TAP-IPs
This protocol is a little different from other standard TAP IP protocols, but it is quite effective, especially when working with RNA binding proteins and looking for associated RNAs. Because many RNA binding proteins are found in stress granules, we adapted an approach described previously to generate cell extracts that recover such structures (Jain et al, 2016). Briefly:
For each TAP-tagged strain, harvest log-phase cells from 1 L of culture (in YPD), or any other medium of interest. The cells can be stored at -80 C until ready.
Wash cells with distilled water.
Resuspend cells in 10 mL of lysis buffer (10mM Tris-HCl pH 7.5, 100mM sodium chloride, 1.5mM magnesium chloride, 0.5% NP-40), with 1:5,000 Antifoam emulsion and protease inhibitor cocktail added (and RNase inhibitor if looking for RNA-protein interactions), in Sarstedt 30 mL round bottom tubes with caps.
Add 5 mL of glass beads and lyse the cells by 3 cycles of vortexing for 2 min followed by 2 min on ice.
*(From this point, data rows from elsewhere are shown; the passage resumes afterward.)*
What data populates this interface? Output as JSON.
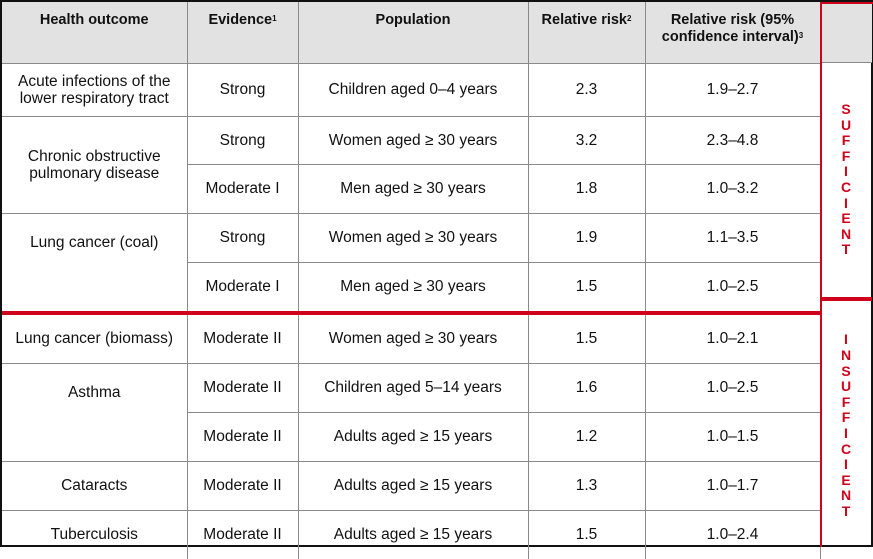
{
  "header": {
    "health_outcome": "Health outcome",
    "evidence": "Evidence",
    "evidence_note": "1",
    "population": "Population",
    "relative_risk": "Relative risk",
    "relative_risk_note": "2",
    "ci_line1": "Relative risk (95%",
    "ci_line2": "confidence interval)",
    "ci_note": "3"
  },
  "rows": [
    {
      "outcome_line1": "Acute infections of the",
      "outcome_line2": "lower respiratory tract",
      "evidence": "Strong",
      "population": "Children aged 0–4 years",
      "rr": "2.3",
      "ci": "1.9–2.7"
    },
    {
      "outcome_line1": "Chronic obstructive",
      "outcome_line2": "pulmonary disease",
      "evidence": "Strong",
      "population": "Women aged ≥ 30 years",
      "rr": "3.2",
      "ci": "2.3–4.8"
    },
    {
      "evidence": "Moderate I",
      "population": "Men aged ≥ 30 years",
      "rr": "1.8",
      "ci": "1.0–3.2"
    },
    {
      "outcome_line1": "Lung cancer (coal)",
      "evidence": "Strong",
      "population": "Women aged ≥ 30 years",
      "rr": "1.9",
      "ci": "1.1–3.5"
    },
    {
      "evidence": "Moderate I",
      "population": "Men aged ≥ 30 years",
      "rr": "1.5",
      "ci": "1.0–2.5"
    },
    {
      "outcome_line1": "Lung cancer (biomass)",
      "evidence": "Moderate II",
      "population": "Women aged ≥ 30 years",
      "rr": "1.5",
      "ci": "1.0–2.1"
    },
    {
      "outcome_line1": "Asthma",
      "evidence": "Moderate II",
      "population": "Children aged 5–14 years",
      "rr": "1.6",
      "ci": "1.0–2.5"
    },
    {
      "evidence": "Moderate II",
      "population": "Adults aged ≥ 15 years",
      "rr": "1.2",
      "ci": "1.0–1.5"
    },
    {
      "outcome_line1": "Cataracts",
      "evidence": "Moderate II",
      "population": "Adults aged ≥ 15 years",
      "rr": "1.3",
      "ci": "1.0–1.7"
    },
    {
      "outcome_line1": "Tuberculosis",
      "evidence": "Moderate II",
      "population": "Adults aged ≥ 15 years",
      "rr": "1.5",
      "ci": "1.0–2.4"
    }
  ],
  "side_labels": {
    "sufficient": [
      "S",
      "U",
      "F",
      "F",
      "I",
      "C",
      "I",
      "E",
      "N",
      "T"
    ],
    "insufficient": [
      "I",
      "N",
      "S",
      "U",
      "F",
      "F",
      "I",
      "C",
      "I",
      "E",
      "N",
      "T"
    ]
  },
  "colors": {
    "accent": "#d0021b",
    "header_bg": "#e2e2e2"
  }
}
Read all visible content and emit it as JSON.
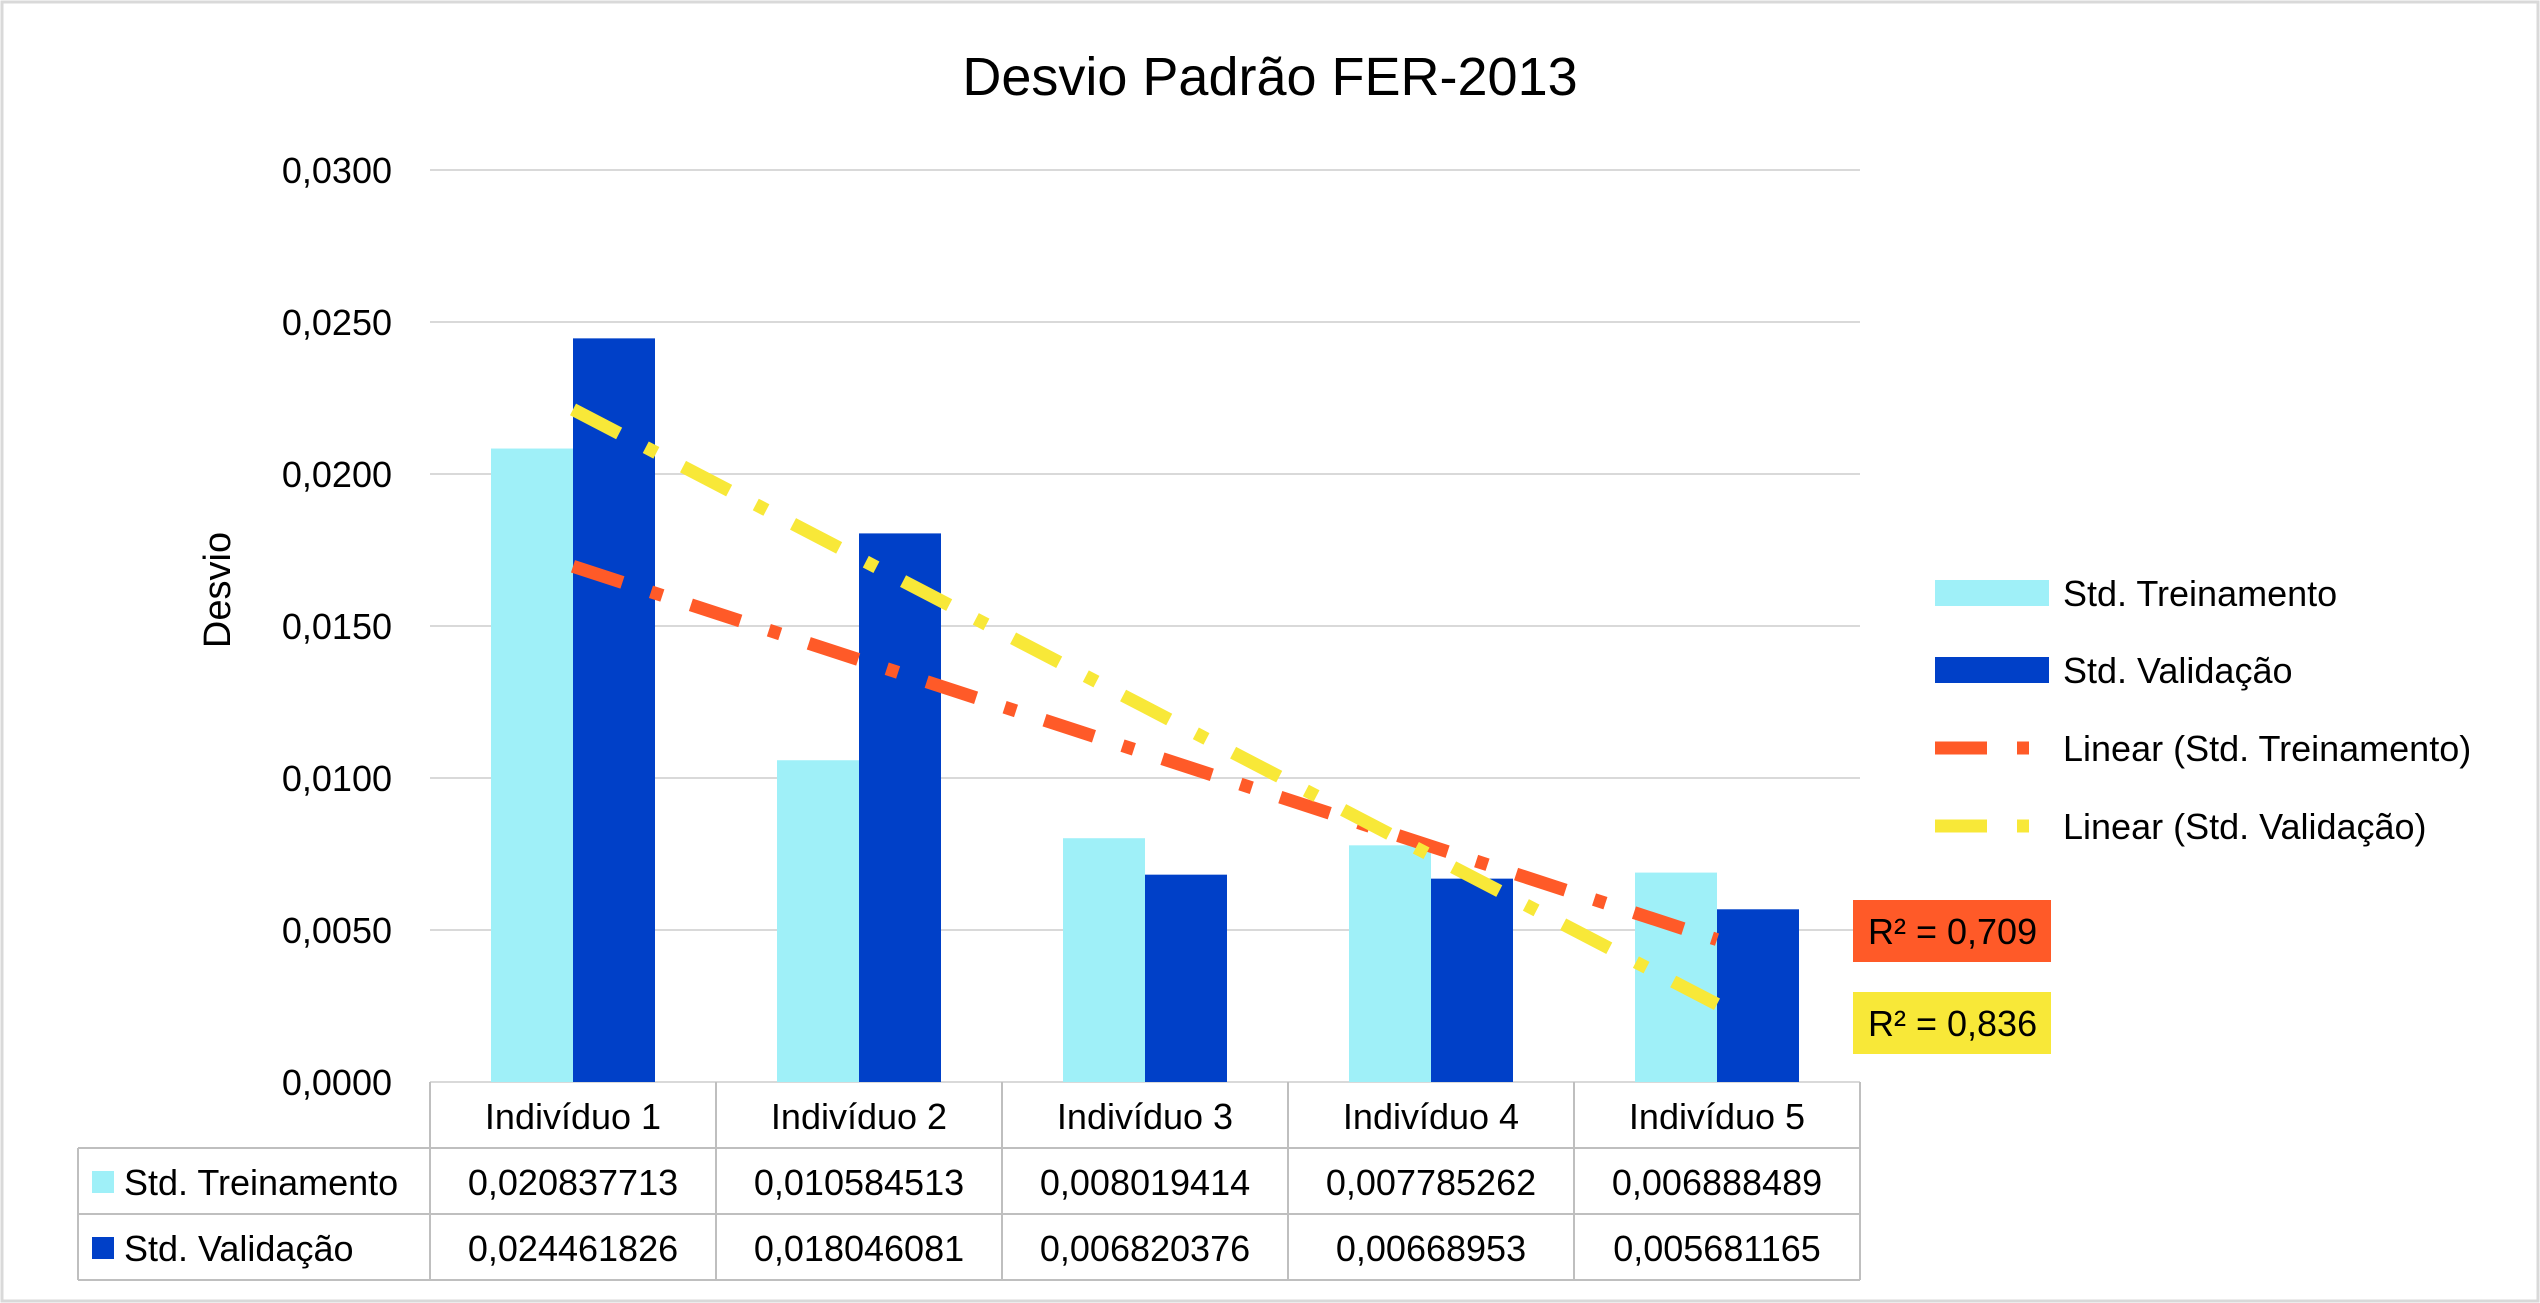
{
  "chart_data": {
    "type": "bar",
    "title": "Desvio Padrão FER-2013",
    "xlabel": "",
    "ylabel": "Desvio",
    "ylim": [
      0,
      0.03
    ],
    "yticks": [
      "0,0000",
      "0,0050",
      "0,0100",
      "0,0150",
      "0,0200",
      "0,0250",
      "0,0300"
    ],
    "grid": true,
    "legend_position": "right",
    "categories": [
      "Indivíduo 1",
      "Indivíduo 2",
      "Indivíduo 3",
      "Indivíduo 4",
      "Indivíduo 5"
    ],
    "series": [
      {
        "name": "Std. Treinamento",
        "color": "#9FF0F8",
        "values": [
          0.020837713,
          0.010584513,
          0.008019414,
          0.007785262,
          0.006888489
        ],
        "value_labels": [
          "0,020837713",
          "0,010584513",
          "0,008019414",
          "0,007785262",
          "0,006888489"
        ]
      },
      {
        "name": "Std. Validação",
        "color": "#0040C8",
        "values": [
          0.024461826,
          0.018046081,
          0.006820376,
          0.00668953,
          0.005681165
        ],
        "value_labels": [
          "0,024461826",
          "0,018046081",
          "0,006820376",
          "0,00668953",
          "0,005681165"
        ]
      }
    ],
    "trendlines": [
      {
        "name": "Linear (Std. Treinamento)",
        "color": "#FF5A28",
        "r2_label": "R² = 0,709",
        "r2_bg": "#FF5A28",
        "dash": "long-short"
      },
      {
        "name": "Linear (Std. Validação)",
        "color": "#F8E838",
        "r2_label": "R² = 0,836",
        "r2_bg": "#F8E838",
        "dash": "long-short"
      }
    ]
  }
}
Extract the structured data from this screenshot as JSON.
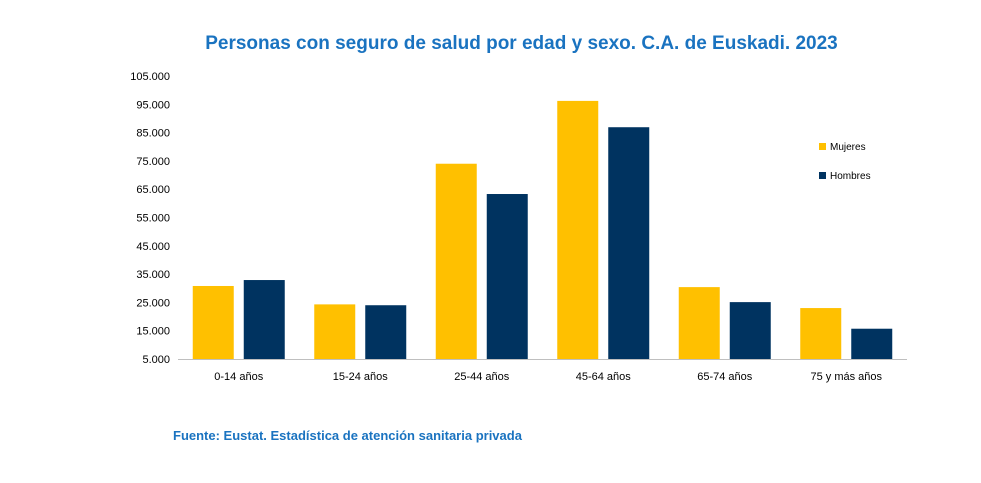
{
  "chart_data": {
    "type": "bar",
    "title": "Personas con seguro de salud por edad y sexo. C.A. de Euskadi. 2023",
    "source": "Fuente: Eustat. Estadística de atención sanitaria privada",
    "categories": [
      "0-14 años",
      "15-24 años",
      "25-44 años",
      "45-64 años",
      "65-74 años",
      "75 y más años"
    ],
    "series": [
      {
        "name": "Mujeres",
        "color": "#ffc000",
        "values": [
          30800,
          24300,
          74000,
          96200,
          30400,
          23000
        ]
      },
      {
        "name": "Hombres",
        "color": "#003360",
        "values": [
          32900,
          24000,
          63300,
          86900,
          25100,
          15700
        ]
      }
    ],
    "ylim": [
      5000,
      105000
    ],
    "yticks": [
      5000,
      15000,
      25000,
      35000,
      45000,
      55000,
      65000,
      75000,
      85000,
      95000,
      105000
    ],
    "ytick_labels": [
      "5.000",
      "15.000",
      "25.000",
      "35.000",
      "45.000",
      "55.000",
      "65.000",
      "75.000",
      "85.000",
      "95.000",
      "105.000"
    ],
    "xlabel": "",
    "ylabel": "",
    "grid": false,
    "legend_position": "right"
  }
}
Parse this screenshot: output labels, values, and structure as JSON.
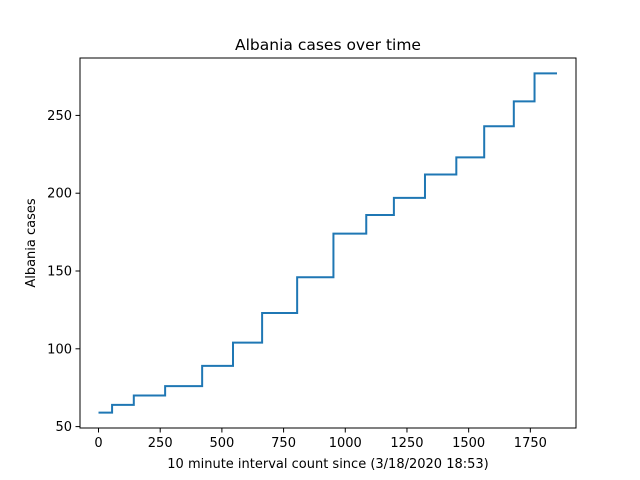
{
  "chart_data": {
    "type": "line",
    "title": "Albania cases over time",
    "xlabel": "10 minute interval count since (3/18/2020 18:53)",
    "ylabel": "Albania cases",
    "xlim": [
      -75,
      1935
    ],
    "ylim": [
      49.1,
      286.9
    ],
    "xticks": [
      0,
      250,
      500,
      750,
      1000,
      1250,
      1500,
      1750
    ],
    "yticks": [
      50,
      100,
      150,
      200,
      250
    ],
    "grid": false,
    "line_style": "step",
    "series": [
      {
        "color": "#1f77b4",
        "points": [
          [
            0,
            59
          ],
          [
            55,
            59
          ],
          [
            55,
            64
          ],
          [
            143,
            64
          ],
          [
            143,
            70
          ],
          [
            270,
            70
          ],
          [
            270,
            76
          ],
          [
            420,
            76
          ],
          [
            420,
            89
          ],
          [
            545,
            89
          ],
          [
            545,
            104
          ],
          [
            663,
            104
          ],
          [
            663,
            123
          ],
          [
            805,
            123
          ],
          [
            805,
            146
          ],
          [
            952,
            146
          ],
          [
            952,
            174
          ],
          [
            1085,
            174
          ],
          [
            1085,
            186
          ],
          [
            1197,
            186
          ],
          [
            1197,
            197
          ],
          [
            1323,
            197
          ],
          [
            1323,
            212
          ],
          [
            1450,
            212
          ],
          [
            1450,
            223
          ],
          [
            1563,
            223
          ],
          [
            1563,
            243
          ],
          [
            1683,
            243
          ],
          [
            1683,
            259
          ],
          [
            1767,
            259
          ],
          [
            1767,
            277
          ],
          [
            1858,
            277
          ]
        ]
      }
    ]
  }
}
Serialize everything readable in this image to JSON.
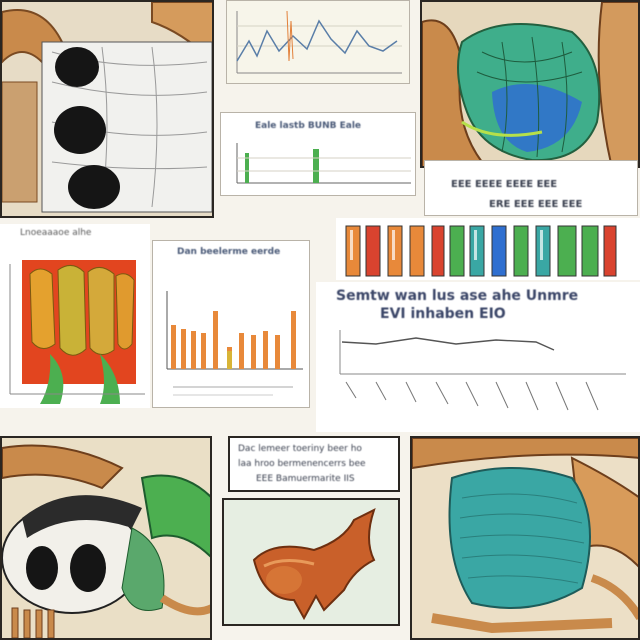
{
  "colors": {
    "paper": "#f6f3ec",
    "bone": "#c98a4b",
    "teal": "#3aa7a4",
    "green": "#4caf50",
    "orange": "#e8893a",
    "red": "#d9432f",
    "yellow": "#d8b437",
    "blue": "#2f6fd0",
    "ink": "#2a2622"
  },
  "labels": {
    "center_title": "Semtw wan lus ase ahe Unmre",
    "center_subtitle": "EVI inhaben EIO",
    "bottom_box_line1": "Dac lemeer toeriny beer ho",
    "bottom_box_line2": "laa hroo bermenencerrs bee",
    "bottom_box_line3": "EEE Bamuermarite IIS",
    "chart_header": "Eale lastb BUNB Eale",
    "banner_row1": "EEE EEEE EEEE EEE",
    "banner_row2": "ERE EEE EEE EEE",
    "bars_header": "Dan beelerme eerde",
    "left_caption": "Lnoeaaaoe alhe"
  }
}
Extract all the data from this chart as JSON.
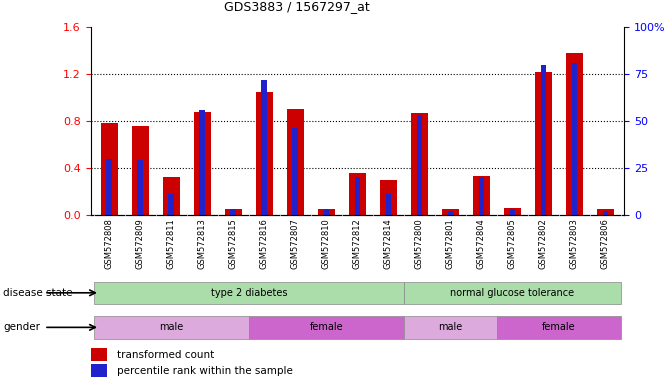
{
  "title": "GDS3883 / 1567297_at",
  "samples": [
    "GSM572808",
    "GSM572809",
    "GSM572811",
    "GSM572813",
    "GSM572815",
    "GSM572816",
    "GSM572807",
    "GSM572810",
    "GSM572812",
    "GSM572814",
    "GSM572800",
    "GSM572801",
    "GSM572804",
    "GSM572805",
    "GSM572802",
    "GSM572803",
    "GSM572806"
  ],
  "transformed_count": [
    0.78,
    0.76,
    0.32,
    0.88,
    0.05,
    1.05,
    0.9,
    0.05,
    0.36,
    0.3,
    0.87,
    0.05,
    0.33,
    0.06,
    1.22,
    1.38,
    0.05
  ],
  "percentile_rank_pct": [
    30,
    29,
    11,
    56,
    3,
    72,
    46,
    3,
    20,
    11,
    53,
    2,
    20,
    3,
    80,
    81,
    2
  ],
  "ylim_left": [
    0,
    1.6
  ],
  "ylim_right": [
    0,
    100
  ],
  "yticks_left": [
    0,
    0.4,
    0.8,
    1.2,
    1.6
  ],
  "yticks_right": [
    0,
    25,
    50,
    75,
    100
  ],
  "bar_color_red": "#cc0000",
  "bar_color_blue": "#2222cc",
  "disease_state_groups": [
    {
      "label": "type 2 diabetes",
      "start": 0,
      "end": 10,
      "color": "#aaddaa"
    },
    {
      "label": "normal glucose tolerance",
      "start": 10,
      "end": 17,
      "color": "#aaddaa"
    }
  ],
  "gender_groups": [
    {
      "label": "male",
      "start": 0,
      "end": 5,
      "color": "#ddaadd"
    },
    {
      "label": "female",
      "start": 5,
      "end": 10,
      "color": "#cc66cc"
    },
    {
      "label": "male",
      "start": 10,
      "end": 13,
      "color": "#ddaadd"
    },
    {
      "label": "female",
      "start": 13,
      "end": 17,
      "color": "#cc66cc"
    }
  ],
  "legend_red_label": "transformed count",
  "legend_blue_label": "percentile rank within the sample",
  "disease_label": "disease state",
  "gender_label": "gender",
  "background_color": "#ffffff",
  "xtick_bg": "#dddddd",
  "red_bar_width": 0.55,
  "blue_bar_width": 0.18
}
Centrifuge the lysates at 850 g for 2 min at 4 C, and transfer the supernatants to standard 15 mL conical bottom tubes.
Add 0.2 mL of washed IgG Sepharose 6 Fast Flow beads (Millipore Sigma, Cat#: GE17-0969-01) to each sample and incubated on a rotisserie mixer for 0.5 h at room temperature.
Wash the beads 3 times with a buffer containing 10mM Tris-HCl pH 7.5, 100mM sodium chloride, 1.5mM magnesium chloride, 0.1% NP-40. Let the beads precipitate on ice, or briefly centrifuge at the lowest speed for 30 sec.
Resuspend the beads in 500 μL of the same buffer and stored at -80°, prior to RNA isolation and ddPCR.